Novartis’ Gilenya (fingolimod) is currently the only DMT approved in both the U.S. and Europe for pediatric MS patients, ages 10 and older. As such, there is an unmet need for long-term clinical data evaluating MS therapies in children and adolescents.

Marketed by Biogen, Tecfidera is an oral DMT approved to treat relapsing MS. It is thought to work by lowering inflammation and oxidative stress — cell damage caused by high levels of oxidant molecules.

While its favorable benefit-risk profile in adults with RRMS has been extensively shown in both clinical trials and real-world studies, evidence of its safety and effectiveness in pediatric patients is limited.

The Biogen-sponsored, and international FOCUS Phase 2 study (NCT02410200) evaluated Tecfidera’s safety, pharmacokinetics (its movement into, through, and out of the body), and effectiveness in 22 pediatric patients, ages 13–17, with RRMS.

Results from the 20 participants who completed the six-month treatment showed that the therapy significantly reduced the number of new or enlarging brain lesions. Its safety and pharmacokinetics profiles were also consistent with those observed in adult patients.

After finishing FOCUS, all 20 patients chose to enter its long-term, extension study, called CONNECTED (NCT02555215), in which they continued to receive Tecfidera (240 mg twice daily) for an additional two years.

Newly published data concern the final CONNECTED’s results. The trial’s main goal was to assess several safety measures, while secondary goals included changes in brain lesions, MS relapse frequency — assessed through the annualized relapse rate (ARR) — and disability, based on patients’ scores on the expanded disability status scale (EDSS).

At enrollment, most participants were girls (65%) ages 17 or 18 (65%). About half of them had received previous MS treatment before entering FOCUS, with the most common (35%) being Rebif (interferon beta-1a).

These pediatric patients were given Tecfidera for a median of 99.4 weeks (nearly two years) on FOCUS and CONNECTED combined, with a high treatment compliance. Seventeen of the initial 20 enrolled (85%) completed the CONNECTED extension study; three withdrew after new brain lesions were detected on MRI scans.

Results showed that 71% of participants with MRI data from weeks 16–24, and 80% of those with available data from weeks 64–72 had no new or enlarged brain lesions.
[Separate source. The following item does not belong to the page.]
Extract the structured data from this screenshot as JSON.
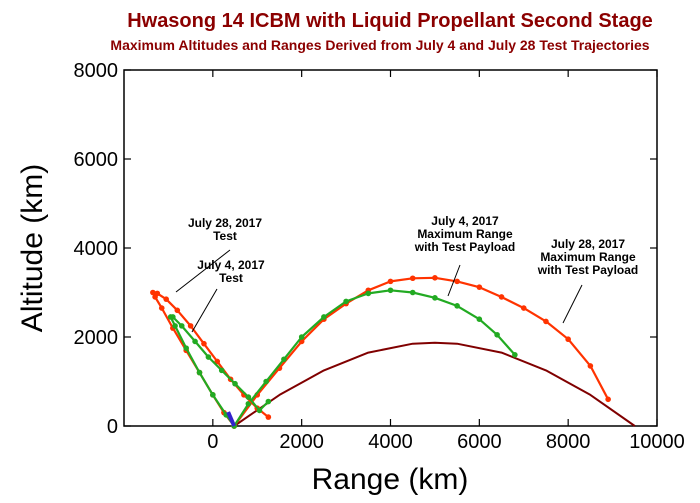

Tecfidera was also associated with a continued reduction in relapses and ARR.

Patients’ ARRs dropped from 1.5 annual relapses in the year prior to FOCUS entry, to 0.6 during FOCUS, and 0.1 across CONNECTED. During the full 2.5 years of treatment, the ARR was 0.2, representing an 84.5% reduction relative to the year before Tecfidera initiation.

EDSS scores also remained generally low (no or minimal disability) and stable. Three (15%) participants showed signs of disease progression.

There were no unexpected observations regarding adverse events, clinical laboratory parameters, or vital signs.

Adverse events were reported for most (90%) patients, with the most common being flushing (25%). The majority of these side effects were mild or moderate. Three patients had four serious adverse events, but none led to treatment discontinuation.

Taken together, Tecfidera’s long-term safety and effectiveness data “confirmed and extended the findings from the 24-week FOCUS study,” the researchers wrote. They were also consistent with those reported in adults, “suggesting pediatric and adolescent patients with MS might benefit from [Tecfidera] treatment,” the team added.

The researchers also noted that results from an ongoing Phase 3 trial (NCT02283853) evaluating the safety and effectiveness of Tecfidera against Rebif in 156 MS patients, ages 10–17, may help in further establishing Tecfidera’s suitability for pediatric patients.